Nerve transfer is not a new technique.
Wolfe said the pioneers of nerve transfer surgery did their research in the early 20th century. This surgery wasn’t widely available during the polio epidemic, he said, so there are no known records of these techniques being used to fight the effects of polio, which is like viral-induced AFM.
The widespread use of nerve transfer surgery began in the 1970s for traumatic injuries of the brachial plexus, Wolfe said. He has performed several hundred nerve transfer surgeries over nearly three decades.
“I would consider myself a pioneer in adopting these techniques for use in acute flaccid myelitis,” he said.
Several residents and fellows who trained with Wolfe now specialize in this type of surgery at academic centers across the country. In addition, he has trained medical students, residents, and fellows at HSS, and has taught surgeons nationally and internationally in continuing medical education courses for 29 years.
Kale said he met Wolfe during one of the toughest times of his life.
“I didn’t care about 8- to 10-hour surgeries or the two years of therapy that would follow,” Kale said. “I just wanted my hands back.”
“Dr. Wolfe was confident he could do it. I was hopeless, and he was my glimmer of hope,” he added. “So, I went through with the surgeries. Also, I am an aspiring physician, and Dr. Wolfe serves as a role model to me. He has incredible patient care skills. He knows he’s treating patients, like me, who are struggling and nearly hopeless. Yet, he enters the room with a smile and a determination to solve any problem thrown his way. He’s the epitome of a true leader.”
Wolfe calls nerve transfer surgery “revolutionary.”
“It uses all or portions of fully functioning nerves to return function to non-functioning nerves and paralyzed muscles,” he said.

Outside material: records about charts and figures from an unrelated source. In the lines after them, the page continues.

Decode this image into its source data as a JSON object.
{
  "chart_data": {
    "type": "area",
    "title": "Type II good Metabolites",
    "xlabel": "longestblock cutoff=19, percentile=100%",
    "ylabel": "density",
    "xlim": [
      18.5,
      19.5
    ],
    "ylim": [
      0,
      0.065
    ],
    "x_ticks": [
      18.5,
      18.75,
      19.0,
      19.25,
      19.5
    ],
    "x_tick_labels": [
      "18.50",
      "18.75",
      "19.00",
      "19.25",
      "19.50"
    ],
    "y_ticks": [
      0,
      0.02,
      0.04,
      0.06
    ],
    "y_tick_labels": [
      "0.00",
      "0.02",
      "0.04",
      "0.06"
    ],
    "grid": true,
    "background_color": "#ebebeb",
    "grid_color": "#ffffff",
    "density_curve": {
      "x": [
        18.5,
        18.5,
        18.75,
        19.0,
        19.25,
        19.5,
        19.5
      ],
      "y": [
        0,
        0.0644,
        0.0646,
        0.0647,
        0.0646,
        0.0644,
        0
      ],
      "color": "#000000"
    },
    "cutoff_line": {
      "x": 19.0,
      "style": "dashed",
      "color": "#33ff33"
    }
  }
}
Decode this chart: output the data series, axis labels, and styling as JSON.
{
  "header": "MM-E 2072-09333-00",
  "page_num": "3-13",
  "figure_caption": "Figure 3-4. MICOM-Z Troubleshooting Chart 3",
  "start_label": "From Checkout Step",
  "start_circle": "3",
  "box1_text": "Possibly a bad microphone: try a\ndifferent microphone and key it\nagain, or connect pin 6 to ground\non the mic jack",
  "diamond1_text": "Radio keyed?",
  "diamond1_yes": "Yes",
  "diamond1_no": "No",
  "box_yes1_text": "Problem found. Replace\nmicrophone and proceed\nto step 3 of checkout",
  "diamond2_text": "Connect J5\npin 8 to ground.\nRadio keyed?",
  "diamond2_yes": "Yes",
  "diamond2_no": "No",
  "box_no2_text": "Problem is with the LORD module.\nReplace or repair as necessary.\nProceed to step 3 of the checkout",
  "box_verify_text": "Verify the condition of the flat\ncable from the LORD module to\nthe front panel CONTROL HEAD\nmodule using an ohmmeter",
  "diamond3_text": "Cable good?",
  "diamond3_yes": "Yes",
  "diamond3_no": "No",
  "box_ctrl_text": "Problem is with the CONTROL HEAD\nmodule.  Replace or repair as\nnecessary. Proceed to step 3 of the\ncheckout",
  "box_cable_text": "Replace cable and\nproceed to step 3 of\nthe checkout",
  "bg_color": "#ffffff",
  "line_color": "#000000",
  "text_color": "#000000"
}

The result: Paralyzed muscles begin to respond to brain impulses again and progressively strengthen, he said. This allows flail joints — joints with loss of function caused by loss of ability to stabilize the joint in any plane within its normal range of motion — to move on command again, and to restore function to the arm and hand.
“There is generally no donor deficit or loss when all or a portion of a working nerve is transferred to a nonfunctioning nerve or muscle,” Wolfe said. “Thus, a disease that affects the spinal cord can be largely overcome by directly rewiring paralyzed muscles.”
Hyder said she’s grateful to the Shriners Hospital occupational therapist and physician who told her about Wolfe and HSS.
“We would never have known,” she said. “We would have missed that window of opportunity for surgery. Without it, Kale would not be functioning as he is today. Think of everything you do with your hands. He couldn’t do them. But he can now.
“What Dr. Wolfe did for Kale is absolutely amazing. He gave him his independence,” she added.